解:因为f(x)=(1+1/tanx)sinx^2-2sin(x+π/4)sin(x-π/4)
=sinx^2+1/(sinx/cosx)*sinx^2+2sin(x+π/4)sin(π/4-x)
=sinx^2+sinxcosx+2sin(x+π/4)sin[π/2-(x+π/4)]

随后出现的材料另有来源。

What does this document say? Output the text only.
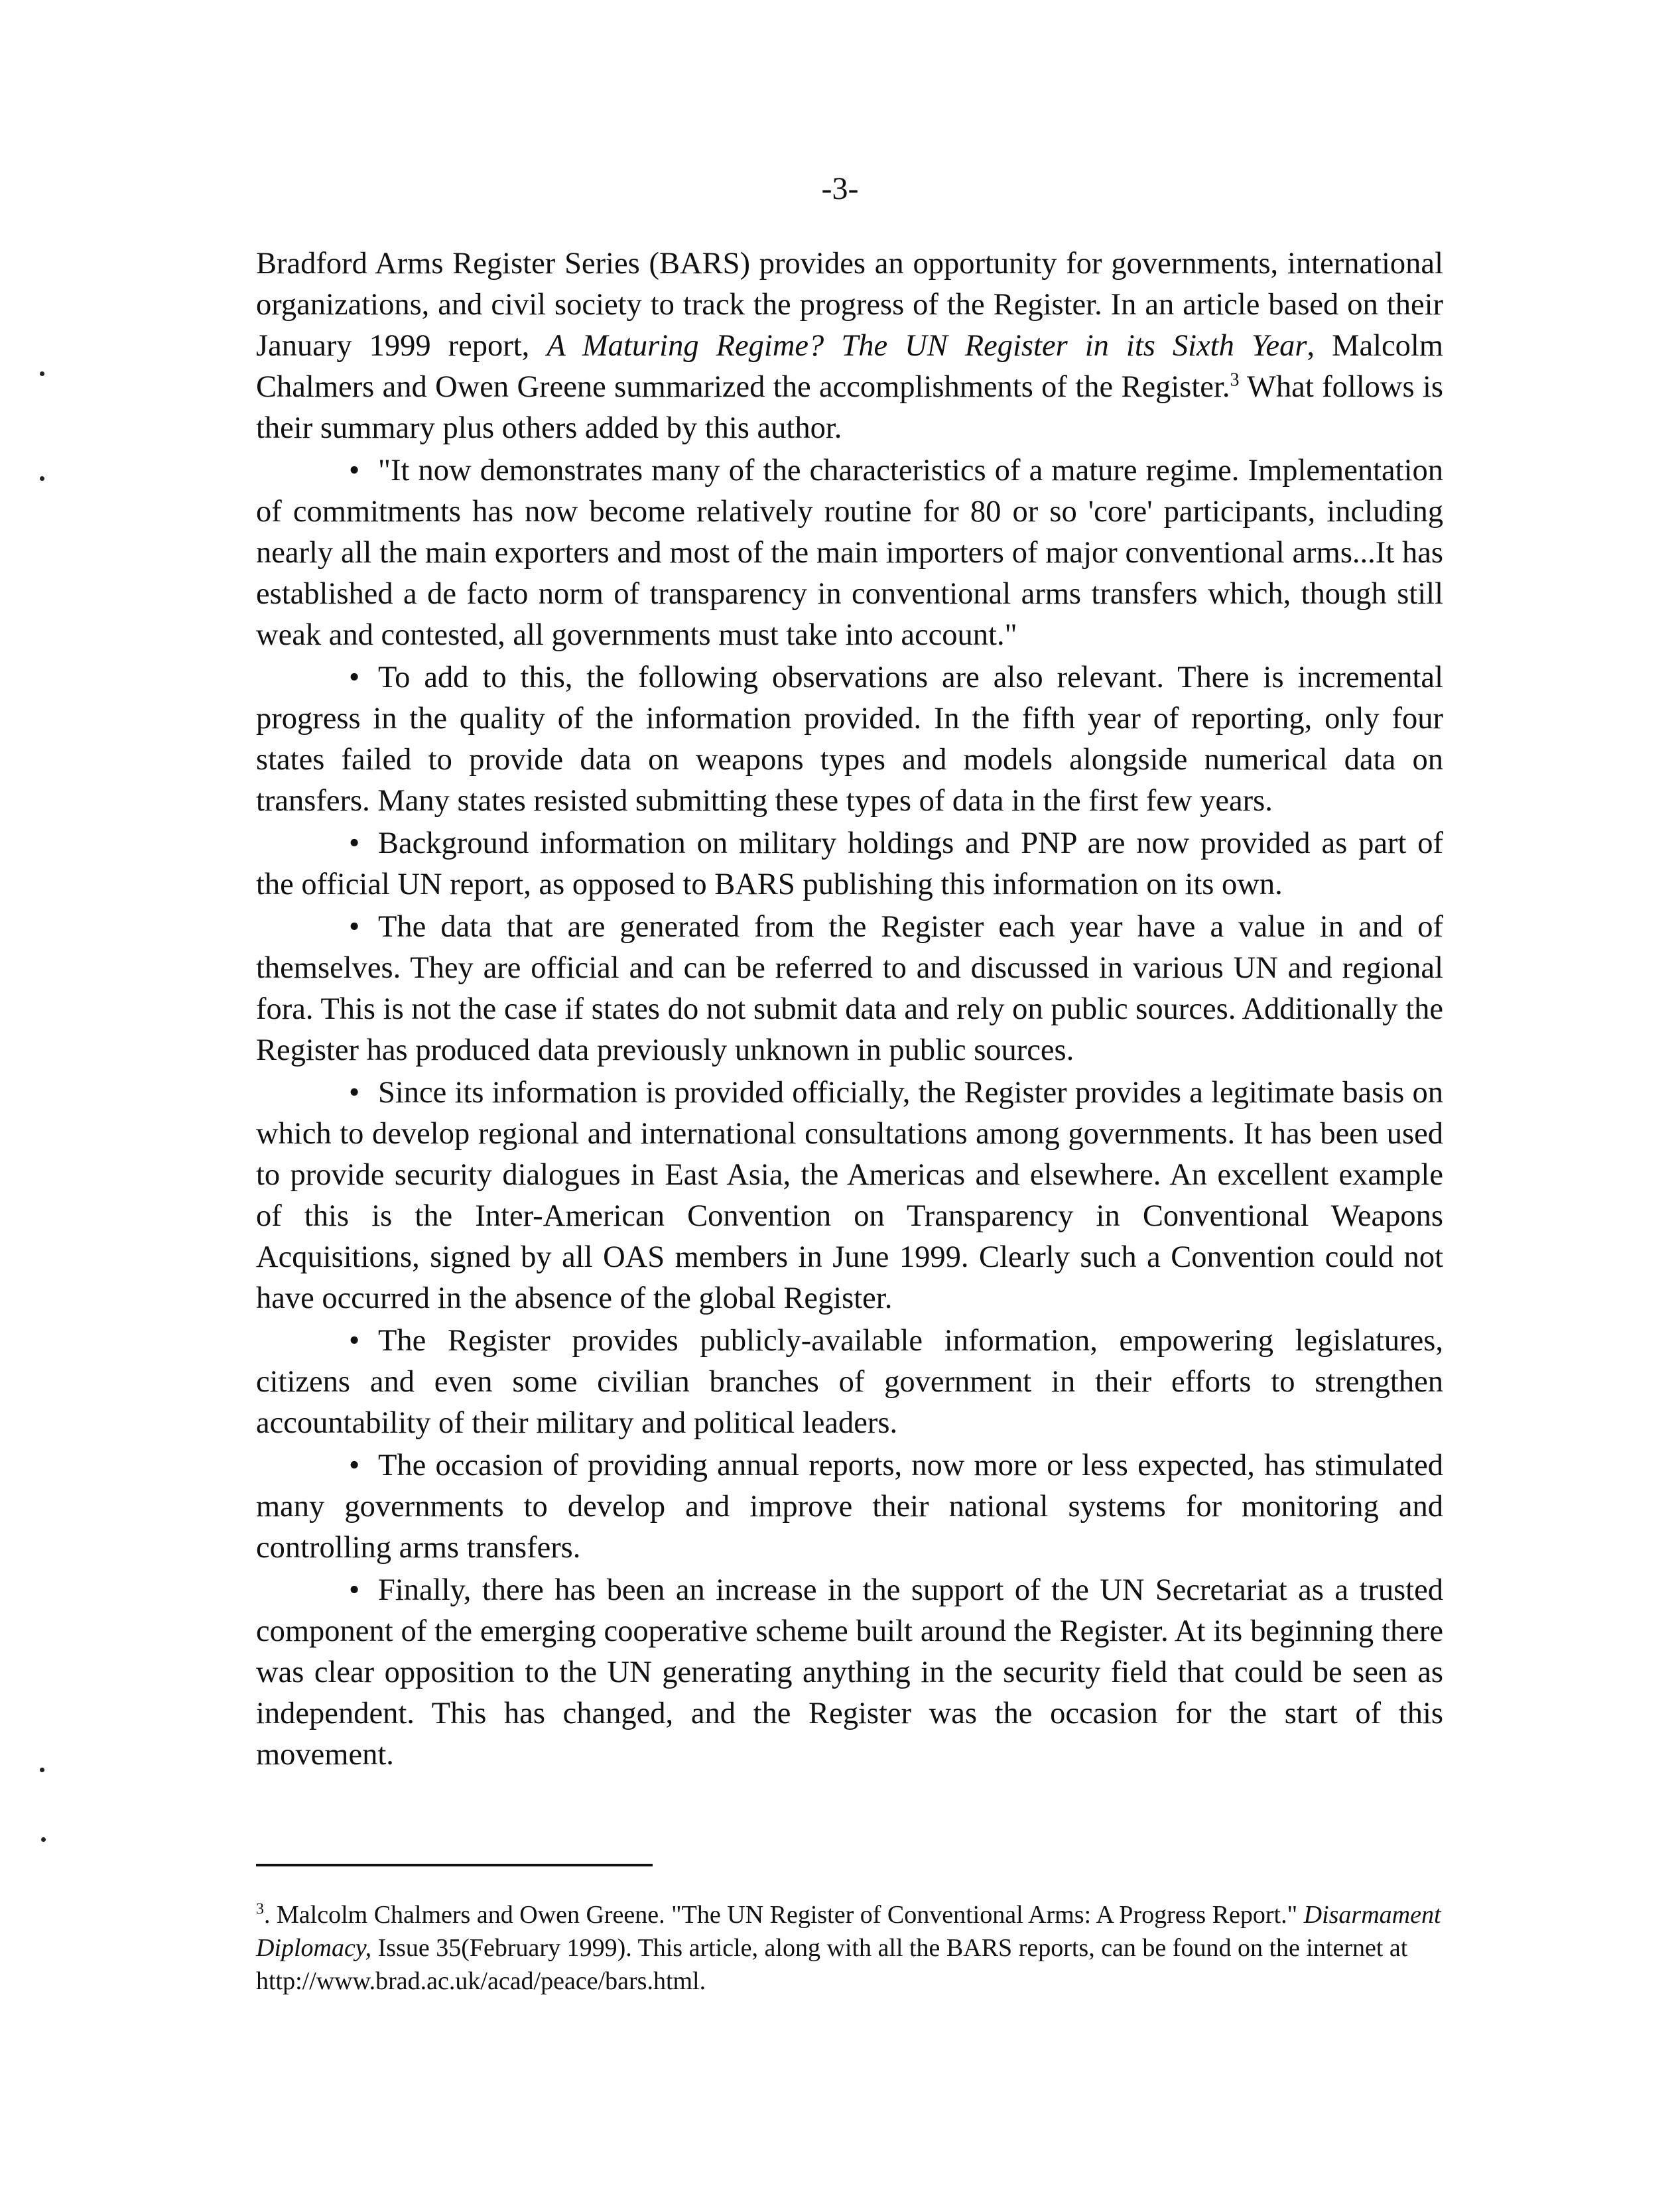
-3-

Bradford Arms Register Series (BARS) provides an opportunity for governments, international organizations, and civil society to track the progress of the Register. In an article based on their January 1999 report, A Maturing Regime? The UN Register in its Sixth Year, Malcolm Chalmers and Owen Greene summarized the accomplishments of the Register.$^3$ What follows is their summary plus others added by this author.

• "It now demonstrates many of the characteristics of a mature regime. Implementation of commitments has now become relatively routine for 80 or so 'core' participants, including nearly all the main exporters and most of the main importers of major conventional arms...It has established a de facto norm of transparency in conventional arms transfers which, though still weak and contested, all governments must take into account."

• To add to this, the following observations are also relevant. There is incremental progress in the quality of the information provided. In the fifth year of reporting, only four states failed to provide data on weapons types and models alongside numerical data on transfers. Many states resisted submitting these types of data in the first few years.

• Background information on military holdings and PNP are now provided as part of the official UN report, as opposed to BARS publishing this information on its own.

• The data that are generated from the Register each year have a value in and of themselves. They are official and can be referred to and discussed in various UN and regional fora. This is not the case if states do not submit data and rely on public sources. Additionally the Register has produced data previously unknown in public sources.

• Since its information is provided officially, the Register provides a legitimate basis on which to develop regional and international consultations among governments. It has been used to provide security dialogues in East Asia, the Americas and elsewhere. An excellent example of this is the Inter-American Convention on Transparency in Conventional Weapons Acquisitions, signed by all OAS members in June 1999. Clearly such a Convention could not have occurred in the absence of the global Register.

• The Register provides publicly-available information, empowering legislatures, citizens and even some civilian branches of government in their efforts to strengthen accountability of their military and political leaders.

• The occasion of providing annual reports, now more or less expected, has stimulated many governments to develop and improve their national systems for monitoring and controlling arms transfers.

• Finally, there has been an increase in the support of the UN Secretariat as a trusted component of the emerging cooperative scheme built around the Register. At its beginning there was clear opposition to the UN generating anything in the security field that could be seen as independent. This has changed, and the Register was the occasion for the start of this movement.

$^3$. Malcolm Chalmers and Owen Greene. "The UN Register of Conventional Arms: A Progress Report." Disarmament Diplomacy, Issue 35(February 1999). This article, along with all the BARS reports, can be found on the internet at http://www.brad.ac.uk/acad/peace/bars.html.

=sinx^2+sinxcosx+2sin(x+π/4)cos(x+π/4)
=sinx^2+sinxcosx+sin2(x+π/4)
=sinx^2+sinxcosx+sin(2x+π/2)
=sinx^2+sinxcosx+cos2x
=sinx^2+sinxcosx+cosx^2-sinx^2
=sinxcosx+cosx^2
=(sinxcosx+cosx^2)/(sinx^2+cox^2)
=(tanx+1)/tanx^2+1)
所以当:tana=2时,f(a)=(tana+1)/(tana^2+1)
=(2+1)/(2^2+1)
=3/5.
因为f(x)=sinxcosx+cosx^2=1/2sin2x+1/2cos2x+1/2
=1/2(sin2x+cos2x)+1/2
=根号2/2sin(2x+π/4)+1/2
当x属于(π/12,π/2〕,2x属于(π/6,π],2x+π/4属于(5π/12,5π/4],
sin(2x+π/4)属于[-根号2/2,1],根号2/2sin(2x+π/4)属于[-1/2,根号2/2]
故f(x)的取值范围是:【0,(根号2+1)/2】。